SUMMARY OF MEDICAL EXPENSES
The cost of medical treatment so far has been about $4300. This total includes the cost of the surgical procedures, 65 days in the government hospital, repeated doctor’s visits and consultations, MRI scans, and related diagnoses and treatment at another hospital specializing in heart issues. Sudan has taken out loans to pay for these expenses, so we want to pay back these amounts quickly before the interest compounds - at around 2.5% per month, the total has already become $4,500.
In addition to the current costs, We hope to raise another $1,800 to help him cover future treatments and other medical expenses. To provide more detail about this estimate - the costs of his regular medicines is about $30 per month (so about $700 for two years). In addition, his father must make bimonthly hospital visits that often require tests and an MRI scans that cost about $110 per scan in Nepal - so a total of about $150 per visit, times six visits for this coming year is an estimate $900. We are then estimating another $300 for hidden costs related to transportation and additional testing (i.e. for his heart condition) and to pay for the transaction fees on this site.

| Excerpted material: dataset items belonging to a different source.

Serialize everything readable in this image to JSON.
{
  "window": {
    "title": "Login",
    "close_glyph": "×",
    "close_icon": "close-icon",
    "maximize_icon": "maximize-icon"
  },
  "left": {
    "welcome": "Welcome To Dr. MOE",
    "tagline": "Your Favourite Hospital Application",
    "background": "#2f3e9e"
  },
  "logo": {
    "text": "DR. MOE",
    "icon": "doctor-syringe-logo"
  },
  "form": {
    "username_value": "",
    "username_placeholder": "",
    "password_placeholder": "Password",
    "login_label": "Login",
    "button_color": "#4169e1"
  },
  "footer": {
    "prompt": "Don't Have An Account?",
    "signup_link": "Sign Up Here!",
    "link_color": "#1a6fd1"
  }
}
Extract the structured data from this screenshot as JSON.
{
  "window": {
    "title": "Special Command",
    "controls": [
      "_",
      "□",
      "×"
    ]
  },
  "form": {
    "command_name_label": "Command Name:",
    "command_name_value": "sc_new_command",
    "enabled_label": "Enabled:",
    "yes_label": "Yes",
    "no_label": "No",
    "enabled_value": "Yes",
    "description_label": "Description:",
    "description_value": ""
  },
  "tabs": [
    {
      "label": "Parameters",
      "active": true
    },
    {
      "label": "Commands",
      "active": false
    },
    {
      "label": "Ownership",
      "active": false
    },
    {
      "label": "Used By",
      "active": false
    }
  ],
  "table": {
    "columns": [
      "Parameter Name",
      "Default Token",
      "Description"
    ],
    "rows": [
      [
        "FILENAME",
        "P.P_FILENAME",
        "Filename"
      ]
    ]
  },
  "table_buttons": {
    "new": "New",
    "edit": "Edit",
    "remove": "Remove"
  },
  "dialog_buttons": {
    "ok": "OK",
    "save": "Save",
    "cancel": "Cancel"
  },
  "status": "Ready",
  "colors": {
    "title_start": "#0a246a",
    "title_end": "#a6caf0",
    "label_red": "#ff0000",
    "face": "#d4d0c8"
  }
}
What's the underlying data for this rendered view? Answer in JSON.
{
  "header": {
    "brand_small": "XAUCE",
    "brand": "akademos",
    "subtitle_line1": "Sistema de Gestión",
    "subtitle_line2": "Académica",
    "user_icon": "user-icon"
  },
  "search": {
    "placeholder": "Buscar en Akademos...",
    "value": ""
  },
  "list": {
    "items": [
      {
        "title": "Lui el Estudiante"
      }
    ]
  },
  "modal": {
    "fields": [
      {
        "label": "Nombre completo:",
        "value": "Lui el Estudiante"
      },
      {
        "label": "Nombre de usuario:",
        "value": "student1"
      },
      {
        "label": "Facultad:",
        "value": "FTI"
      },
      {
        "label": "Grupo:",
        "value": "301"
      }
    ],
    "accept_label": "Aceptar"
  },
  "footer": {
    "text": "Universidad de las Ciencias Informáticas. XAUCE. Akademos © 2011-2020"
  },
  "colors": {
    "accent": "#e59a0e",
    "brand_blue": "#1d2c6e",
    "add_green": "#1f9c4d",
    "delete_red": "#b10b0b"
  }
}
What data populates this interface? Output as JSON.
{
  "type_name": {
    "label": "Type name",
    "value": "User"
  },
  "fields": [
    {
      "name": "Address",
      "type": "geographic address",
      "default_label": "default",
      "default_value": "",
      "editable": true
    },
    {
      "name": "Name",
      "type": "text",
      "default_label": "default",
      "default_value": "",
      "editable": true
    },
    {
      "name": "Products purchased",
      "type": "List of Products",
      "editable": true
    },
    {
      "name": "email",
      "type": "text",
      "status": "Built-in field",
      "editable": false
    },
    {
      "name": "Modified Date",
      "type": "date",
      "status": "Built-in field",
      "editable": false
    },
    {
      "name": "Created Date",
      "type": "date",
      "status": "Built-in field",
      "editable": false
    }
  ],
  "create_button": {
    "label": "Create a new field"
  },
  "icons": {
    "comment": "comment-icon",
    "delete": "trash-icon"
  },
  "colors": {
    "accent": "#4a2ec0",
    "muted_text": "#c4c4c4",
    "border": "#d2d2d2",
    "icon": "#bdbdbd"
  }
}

Based on all this information - which I have verified by checking bills and talking with other Nepali doctors in my own family - we seek to raise $6,300, which is the minimum that Sudan and his family need to help care for his father. While these medical expenses may seem small to people living in the US and other more developed countries, the total is more than Sudan’s annual income, on which his extended family depends... so they really do need your/our help right now.
ON ASKING FOR HELP
I have spent most of the last seven years living and working in Nepal doing various kinds of research and volunteer work. Over this time, I have witnessed various patterns of suffering - large and small, systemic and individual, catastrophic and unseen - and I have tried to help people in need in various ways. Sudan’s case is a unique one that I know very well, as a result of personal relationships built up with him and his family over many years. Against a background of massive suffering and thousands of worthy causes and sad stories, small stories like this can seem insignificant. But we all have to pick and choose the causes we fight for, to try to make small differences as well as big ones, to help where and when we can.
Sudan is one of my oldest friends in Nepal. My life intersected with his based on chance seven years ago, I have know his family for just as long (having lived with them for 3 months in 2012 and 2013), and I know his character and personal situation very well. He is a good and honest man who has tried to do the best for his family, but who keeps getting knocked down by one wave after another. I have also known Indra Prasad Bhattarai for many years - he is widely known in his community for being a very lively, overactive, and hilarious man, his nickname is “Subba” because he is always walking around bringing the news. He was always extremely friendly and kind to me. Its hard to see his father suffering, and to see Sudan and his whole family struggling like this.
And so, after talking with Sudan and his father several times over the past few months, discussing the situation with a few of our close friends, and then helping Sudan get back to Nepal - I decided, once again, to try to help by initiating this fundraiser. If you have the means to make a small contribution, then please help Sudan take care of his father and his family.
Please consider making a contribution if you can. Thank you for your time and your consideration of this small but worthy cause. Thank you for your help.